Prima di rifare le valige per l’Irlanda, Luca può quindi guardarsi indietro per un esame spassionato di queste prime esperienze in terra straniera. “Il meglio delle società in cui ho vissuto? Irlanda: semplicità della vita, snellezza burocratica, poco stress, la Guinness! Inghilterra: mi è piaciuto molto lo stato sociale inglese e la sanità. In generale la cosa pubblica in Inghilterra funziona molto bene. E gli inglesi sono molto onesti e molto gentili. Ho capito perché siano restii ad entrare pienamente nella comunità europea e nell’eurozona: perché mai dovrebbero! Germania: la pulizia, l’ordine, le mille opportunità che offre Monaco e… la birra! Atlanta: ho percepito un senso di libertà nelle persone e nelle azioni. Ma ti rendi conto di quanto la società americana sia criticabile sotto mille punti di vista. Ne accenno due: 1) in Georgia è tuttora in vigore la pena di morte e 2) trovavo nella cassetta della posta volantini tramite i quali ordinare comodamente da casa mitragliatori, fucili e pistole di ogni genere… Quanto al cibo, anche se il cibo italiano resta imbattibile, ho mangiato sempre bene, tranne che in Irlanda”.

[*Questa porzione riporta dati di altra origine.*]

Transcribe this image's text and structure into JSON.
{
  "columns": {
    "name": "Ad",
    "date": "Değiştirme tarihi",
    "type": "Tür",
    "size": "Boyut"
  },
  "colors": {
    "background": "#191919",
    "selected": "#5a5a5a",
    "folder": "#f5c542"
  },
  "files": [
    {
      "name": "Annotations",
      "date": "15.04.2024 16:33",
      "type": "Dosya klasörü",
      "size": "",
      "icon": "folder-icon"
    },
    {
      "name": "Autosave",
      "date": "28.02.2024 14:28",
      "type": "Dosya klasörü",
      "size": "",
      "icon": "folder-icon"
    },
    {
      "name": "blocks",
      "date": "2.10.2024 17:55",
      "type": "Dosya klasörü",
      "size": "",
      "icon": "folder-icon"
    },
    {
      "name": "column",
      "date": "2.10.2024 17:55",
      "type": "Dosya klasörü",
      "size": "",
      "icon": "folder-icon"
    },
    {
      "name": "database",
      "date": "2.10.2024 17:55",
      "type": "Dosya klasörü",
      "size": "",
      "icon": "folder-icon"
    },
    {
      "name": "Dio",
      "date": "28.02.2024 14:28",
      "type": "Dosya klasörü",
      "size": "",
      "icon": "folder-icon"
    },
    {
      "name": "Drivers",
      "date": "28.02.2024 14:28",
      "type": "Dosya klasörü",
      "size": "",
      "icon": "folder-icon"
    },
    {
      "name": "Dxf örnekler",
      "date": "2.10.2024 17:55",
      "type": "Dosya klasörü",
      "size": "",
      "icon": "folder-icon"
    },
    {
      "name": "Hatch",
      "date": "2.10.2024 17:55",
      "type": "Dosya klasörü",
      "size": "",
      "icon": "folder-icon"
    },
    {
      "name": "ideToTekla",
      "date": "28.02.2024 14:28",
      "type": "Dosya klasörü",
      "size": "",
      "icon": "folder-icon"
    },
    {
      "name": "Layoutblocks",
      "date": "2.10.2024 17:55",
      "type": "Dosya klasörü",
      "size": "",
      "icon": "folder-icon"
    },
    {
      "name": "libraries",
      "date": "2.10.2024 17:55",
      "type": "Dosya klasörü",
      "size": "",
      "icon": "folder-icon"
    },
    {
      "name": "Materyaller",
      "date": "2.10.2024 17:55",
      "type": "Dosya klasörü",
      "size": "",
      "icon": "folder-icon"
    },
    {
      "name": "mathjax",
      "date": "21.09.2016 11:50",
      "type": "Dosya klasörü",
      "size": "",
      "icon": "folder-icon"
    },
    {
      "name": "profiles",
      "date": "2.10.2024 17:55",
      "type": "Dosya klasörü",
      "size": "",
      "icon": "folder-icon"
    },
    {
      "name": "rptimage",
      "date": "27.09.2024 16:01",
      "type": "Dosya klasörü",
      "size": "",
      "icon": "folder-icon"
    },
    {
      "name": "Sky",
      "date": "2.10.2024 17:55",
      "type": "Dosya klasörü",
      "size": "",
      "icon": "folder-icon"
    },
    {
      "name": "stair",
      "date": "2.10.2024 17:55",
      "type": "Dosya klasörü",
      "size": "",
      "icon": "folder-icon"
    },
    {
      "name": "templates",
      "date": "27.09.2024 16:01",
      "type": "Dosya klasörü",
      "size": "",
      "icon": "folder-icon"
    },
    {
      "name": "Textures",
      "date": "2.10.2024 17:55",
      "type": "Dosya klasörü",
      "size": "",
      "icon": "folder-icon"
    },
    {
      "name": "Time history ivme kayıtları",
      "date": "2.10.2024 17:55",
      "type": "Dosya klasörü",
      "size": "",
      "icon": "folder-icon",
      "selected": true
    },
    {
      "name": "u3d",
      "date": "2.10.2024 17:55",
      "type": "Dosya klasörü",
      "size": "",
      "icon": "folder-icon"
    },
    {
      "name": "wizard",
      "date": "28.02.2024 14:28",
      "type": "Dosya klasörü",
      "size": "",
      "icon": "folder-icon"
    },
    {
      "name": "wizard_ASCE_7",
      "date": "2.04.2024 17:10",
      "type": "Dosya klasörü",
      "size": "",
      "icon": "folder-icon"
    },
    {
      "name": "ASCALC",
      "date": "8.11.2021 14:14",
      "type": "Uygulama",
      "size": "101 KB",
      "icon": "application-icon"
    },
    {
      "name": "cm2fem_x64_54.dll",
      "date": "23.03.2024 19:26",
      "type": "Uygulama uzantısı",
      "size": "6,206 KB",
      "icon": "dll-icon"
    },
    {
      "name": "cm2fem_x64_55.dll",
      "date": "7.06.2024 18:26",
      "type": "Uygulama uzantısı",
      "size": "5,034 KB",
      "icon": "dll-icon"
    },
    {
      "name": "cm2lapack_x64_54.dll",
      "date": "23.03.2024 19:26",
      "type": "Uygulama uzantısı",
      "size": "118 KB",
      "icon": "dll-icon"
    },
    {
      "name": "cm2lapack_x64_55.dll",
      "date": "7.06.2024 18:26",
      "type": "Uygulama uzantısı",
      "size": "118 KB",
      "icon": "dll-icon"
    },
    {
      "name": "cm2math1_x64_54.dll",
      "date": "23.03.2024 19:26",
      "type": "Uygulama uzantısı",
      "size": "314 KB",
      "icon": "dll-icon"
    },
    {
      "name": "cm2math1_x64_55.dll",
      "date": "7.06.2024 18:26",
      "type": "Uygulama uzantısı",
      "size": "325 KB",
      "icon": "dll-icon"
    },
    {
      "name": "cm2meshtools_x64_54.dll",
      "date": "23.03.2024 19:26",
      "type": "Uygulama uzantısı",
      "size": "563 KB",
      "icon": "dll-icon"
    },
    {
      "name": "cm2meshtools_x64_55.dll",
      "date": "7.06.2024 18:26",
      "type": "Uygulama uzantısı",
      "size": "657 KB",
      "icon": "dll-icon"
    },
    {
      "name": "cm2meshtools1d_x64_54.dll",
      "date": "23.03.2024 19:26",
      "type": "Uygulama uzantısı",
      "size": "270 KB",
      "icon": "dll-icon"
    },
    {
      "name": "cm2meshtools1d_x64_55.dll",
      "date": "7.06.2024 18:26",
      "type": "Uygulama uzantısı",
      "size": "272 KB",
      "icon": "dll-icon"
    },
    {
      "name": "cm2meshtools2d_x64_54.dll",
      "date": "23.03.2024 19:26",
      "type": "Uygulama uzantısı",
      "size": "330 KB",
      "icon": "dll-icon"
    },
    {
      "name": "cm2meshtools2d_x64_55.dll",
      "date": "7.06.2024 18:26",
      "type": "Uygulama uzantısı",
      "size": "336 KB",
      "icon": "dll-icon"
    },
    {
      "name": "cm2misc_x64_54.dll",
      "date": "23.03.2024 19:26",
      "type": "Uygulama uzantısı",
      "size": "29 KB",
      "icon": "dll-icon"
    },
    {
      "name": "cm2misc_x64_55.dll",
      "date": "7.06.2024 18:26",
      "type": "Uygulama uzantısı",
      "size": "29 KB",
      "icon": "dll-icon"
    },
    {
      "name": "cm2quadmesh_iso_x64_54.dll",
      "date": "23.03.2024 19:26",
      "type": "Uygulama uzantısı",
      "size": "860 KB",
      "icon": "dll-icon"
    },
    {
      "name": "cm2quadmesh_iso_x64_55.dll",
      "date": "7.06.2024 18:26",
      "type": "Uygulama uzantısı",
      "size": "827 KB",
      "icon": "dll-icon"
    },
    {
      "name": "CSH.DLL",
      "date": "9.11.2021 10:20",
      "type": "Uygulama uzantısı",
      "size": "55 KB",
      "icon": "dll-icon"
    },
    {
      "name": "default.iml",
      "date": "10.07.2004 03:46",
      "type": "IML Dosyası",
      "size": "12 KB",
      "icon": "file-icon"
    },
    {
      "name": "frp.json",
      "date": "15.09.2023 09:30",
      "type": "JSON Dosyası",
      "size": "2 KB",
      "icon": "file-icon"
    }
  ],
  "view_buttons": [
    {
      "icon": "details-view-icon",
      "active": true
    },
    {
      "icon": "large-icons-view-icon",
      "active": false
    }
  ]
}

Consolante il fatto che Luca si sia sentito ovunque bene accettato: “Ho sempre trovato molto rispetto per me, anche se italiano. Vero è che esiste un forte stereotipo di italiano, in bene e in male. Se sei l’italiano in un gruppo di persone, automaticamente appari il più simpatico, quello che ha più gusto nel cibo, nelle auto, nei vestiti e tutti sempre ti chiedono di parlare italiano perché è una lingua bellissima da sentire. Questo il lato piacevole. Il lato triste è che tutti ci identificano come mafiosi e berlusconiani. Ancora più triste è che in molti casi questi due aspetti sono visti con ammirazione! Non solo superficialmente, ma anche in discorsi più approfonditi e seri, le persone sono convinte che lo spirito furbetto sia proprio di ogni italiano…”
Ad essere bene accettato all’estero ha contribuito decisamente la buona preparazione scientifica che Luca si è portato dietro, grazie alla pur bistrattata università italiana: “Non sono il primo ad affermarlo, ma la mia esperienza in giro per il mondo mi permette di confermare che ovunque i ricercatori italiani (ne ho incontrati molti nei vari istituti e aziende) emergono sempre come i più preparati, abili, creativi, rigorosi, efficaci”.
Luca ci tiene a mantenere legami profondi con la terra d’origine. Per chi viaggia all’estero in quest’epoca, Skype e i social media diventano strumenti fondamentali per facilitare all’estremo la comunicazione e azzerare virtualmente le distanze. Così si riesce meglio anche a tenere vive le proprio radici, cosa alla quale Luca tiene molto: “L’identità altotiberina è un mix unico e speciale di una terra di confine. Il dialetto, l’atteggiamento aperto e cordiale, la tranquillità e la coscienza del mondo sono aspetti del popolo tifernate che tutti insieme ci rendono unici e riconoscibili ovunque. Non siamo umbri, non siamo toscani né marchigiani o romagnoli. Siamo tutto questo e lo siamo solo noi. Viva Castèlo, viva i Castelèni!”